Mudcat Café message #967156 The Mudcat Café TM
Thread #54636   Message #967156
Posted By: The Shambles
16-Jun-03 - 03:44 PM
Thread Name: Sign a E Petition to 10 Downing St PELs
Subject: RE: Sign a E Petition to 10 Downing St PELs
The following from Hamish Birchall

Please circulate

Today's petition presentation to 10 Downing Street went well, but the press stayed away this time, in spite of our best efforts to engage their interest. The lack of a celebrity performer may have been a factor. There is no question, however, that the 110,000 signatures, and the coalition of performers' organisations and the music industry backing the MU campaign, has made a big impact behind the scenes with the Department for Culture, MPs and Peers.

Pressure on the Government is also being maintained by the Joint Committee on Human Rights (JCHR). Their latest Report, published on 13 June, is scathing. The exemption for places of public religious worship remains a potential discrimination (against people doing the same thing in premises used for secular purposes), but the Report also concludes that the Bill might

'...leave a patchwork of different licensing requirements without a coherent rationale, calling in question the existence of a pressing social need for the restriction on freedom of expression through a licensing regime for public entertainment, and so undermining the Government's claim that such a licensing regime is a justifiable interference with the right to freedom of expression under ECHR Article 10.2'.
[JCHR, 'Scrutiny of Bills: Further Progress Report, Twelfth Report of Session 2002-03, HL Paper 119, HC 765, p17, para 3.4]

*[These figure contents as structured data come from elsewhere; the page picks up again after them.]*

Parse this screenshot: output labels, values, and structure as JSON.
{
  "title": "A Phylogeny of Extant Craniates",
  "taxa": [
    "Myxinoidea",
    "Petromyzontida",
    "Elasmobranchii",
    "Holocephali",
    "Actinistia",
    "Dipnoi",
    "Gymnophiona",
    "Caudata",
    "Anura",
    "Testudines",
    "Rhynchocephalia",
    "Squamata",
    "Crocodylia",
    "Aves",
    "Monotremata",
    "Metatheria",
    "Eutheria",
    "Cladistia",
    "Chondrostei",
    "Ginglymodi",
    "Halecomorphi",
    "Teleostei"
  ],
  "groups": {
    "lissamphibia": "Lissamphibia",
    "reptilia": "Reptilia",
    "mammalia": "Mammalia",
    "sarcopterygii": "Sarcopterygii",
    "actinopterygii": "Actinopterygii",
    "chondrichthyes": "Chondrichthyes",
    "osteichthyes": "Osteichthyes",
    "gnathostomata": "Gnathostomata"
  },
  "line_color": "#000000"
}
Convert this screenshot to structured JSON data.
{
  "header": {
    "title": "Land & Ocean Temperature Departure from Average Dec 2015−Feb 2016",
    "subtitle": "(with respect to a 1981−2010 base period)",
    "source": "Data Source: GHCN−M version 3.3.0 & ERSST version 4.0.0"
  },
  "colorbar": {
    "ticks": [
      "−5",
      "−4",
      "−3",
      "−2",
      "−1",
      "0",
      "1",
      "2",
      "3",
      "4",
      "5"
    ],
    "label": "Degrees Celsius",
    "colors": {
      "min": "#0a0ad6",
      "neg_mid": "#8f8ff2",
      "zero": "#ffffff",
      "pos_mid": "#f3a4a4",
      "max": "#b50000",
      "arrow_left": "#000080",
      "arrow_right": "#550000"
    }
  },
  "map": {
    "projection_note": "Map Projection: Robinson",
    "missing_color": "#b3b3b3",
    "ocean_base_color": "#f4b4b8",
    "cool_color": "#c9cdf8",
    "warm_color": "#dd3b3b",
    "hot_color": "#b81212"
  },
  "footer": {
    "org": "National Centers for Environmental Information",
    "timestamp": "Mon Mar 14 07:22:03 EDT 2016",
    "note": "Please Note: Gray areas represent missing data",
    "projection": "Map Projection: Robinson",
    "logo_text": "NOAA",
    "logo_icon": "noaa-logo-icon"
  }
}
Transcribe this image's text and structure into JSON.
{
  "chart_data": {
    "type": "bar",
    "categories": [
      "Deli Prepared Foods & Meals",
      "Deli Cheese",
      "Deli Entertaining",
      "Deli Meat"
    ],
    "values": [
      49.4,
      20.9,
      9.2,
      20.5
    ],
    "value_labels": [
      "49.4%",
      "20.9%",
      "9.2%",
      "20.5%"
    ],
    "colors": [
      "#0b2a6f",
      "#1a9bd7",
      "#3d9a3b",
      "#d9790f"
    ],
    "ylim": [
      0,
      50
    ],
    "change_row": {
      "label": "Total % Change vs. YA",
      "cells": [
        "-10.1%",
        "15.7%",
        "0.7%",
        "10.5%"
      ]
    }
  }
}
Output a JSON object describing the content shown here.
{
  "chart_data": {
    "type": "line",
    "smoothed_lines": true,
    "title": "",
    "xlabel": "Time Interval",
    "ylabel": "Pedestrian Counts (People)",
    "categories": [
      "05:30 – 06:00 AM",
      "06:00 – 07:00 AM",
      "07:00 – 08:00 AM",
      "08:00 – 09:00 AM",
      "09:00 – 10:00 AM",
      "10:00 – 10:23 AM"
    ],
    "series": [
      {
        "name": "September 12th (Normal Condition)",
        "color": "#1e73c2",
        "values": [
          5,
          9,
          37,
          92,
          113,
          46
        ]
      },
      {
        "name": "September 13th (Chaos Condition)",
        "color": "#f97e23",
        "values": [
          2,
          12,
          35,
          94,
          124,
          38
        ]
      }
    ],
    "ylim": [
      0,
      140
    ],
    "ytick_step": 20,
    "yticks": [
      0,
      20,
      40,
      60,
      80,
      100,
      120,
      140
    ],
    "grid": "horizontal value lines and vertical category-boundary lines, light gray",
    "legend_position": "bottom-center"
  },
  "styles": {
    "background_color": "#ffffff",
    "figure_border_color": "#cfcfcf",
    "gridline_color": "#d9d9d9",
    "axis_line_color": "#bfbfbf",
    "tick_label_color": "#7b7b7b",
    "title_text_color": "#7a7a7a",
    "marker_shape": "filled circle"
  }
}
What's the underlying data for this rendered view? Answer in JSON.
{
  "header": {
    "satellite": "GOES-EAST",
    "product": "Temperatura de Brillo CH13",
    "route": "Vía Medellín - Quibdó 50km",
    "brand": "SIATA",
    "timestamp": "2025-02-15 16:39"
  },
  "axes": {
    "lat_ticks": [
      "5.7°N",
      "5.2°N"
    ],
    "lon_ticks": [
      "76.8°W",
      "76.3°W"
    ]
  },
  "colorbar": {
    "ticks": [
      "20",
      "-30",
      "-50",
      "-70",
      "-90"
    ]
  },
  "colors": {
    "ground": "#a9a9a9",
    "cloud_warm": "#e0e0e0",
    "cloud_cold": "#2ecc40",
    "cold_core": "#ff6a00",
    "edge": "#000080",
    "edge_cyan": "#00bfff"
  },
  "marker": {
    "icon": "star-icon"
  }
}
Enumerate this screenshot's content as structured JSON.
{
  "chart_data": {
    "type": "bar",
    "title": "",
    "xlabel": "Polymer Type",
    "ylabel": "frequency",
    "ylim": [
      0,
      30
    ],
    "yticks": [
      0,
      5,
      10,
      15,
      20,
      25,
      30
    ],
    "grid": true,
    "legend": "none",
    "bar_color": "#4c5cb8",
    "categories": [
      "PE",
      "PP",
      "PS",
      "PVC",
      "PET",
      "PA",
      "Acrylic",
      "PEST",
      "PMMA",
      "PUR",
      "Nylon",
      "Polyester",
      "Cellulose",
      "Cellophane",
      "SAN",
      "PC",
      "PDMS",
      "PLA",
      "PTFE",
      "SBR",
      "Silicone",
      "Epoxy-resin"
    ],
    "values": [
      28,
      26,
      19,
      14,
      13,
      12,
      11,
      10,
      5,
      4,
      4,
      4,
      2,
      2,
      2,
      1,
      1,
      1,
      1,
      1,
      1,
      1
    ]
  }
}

This is strong stuff, and it will be raised by MPs in this evening's Commons debate of the Bill (although it is unlikely that anything other than Government amendments will be accepted).

However, the petition and the JCHR Report has been on the agenda earlier today during behind the scenes discussions between Culture Secretary Tessa Jowell and key Opposition Peers.

The discussions are a sign that the Government recognises they are in difficulty. This could be good news, but I do not want to raise hopes prematurely. A last round of letters to Peers may yet be required.

When the Bill goes back to the Lords on Thursday (19th), Opposition Peers could delay the Bill by refusing to accept Commons changes to the first round of House of Lords amendments - unless the Government can agree some compromise behind the scenes.

What further letters to Peers might say depends to a great extend this evening's debate in the Commons. Even though the Government should have no difficulty getting the Bill through in the Commons tonight, Ministers may give clues as to the nature of any further concession being considered. As soon as I have had a chance to read the Hansard record tomorrow I will circulate another note.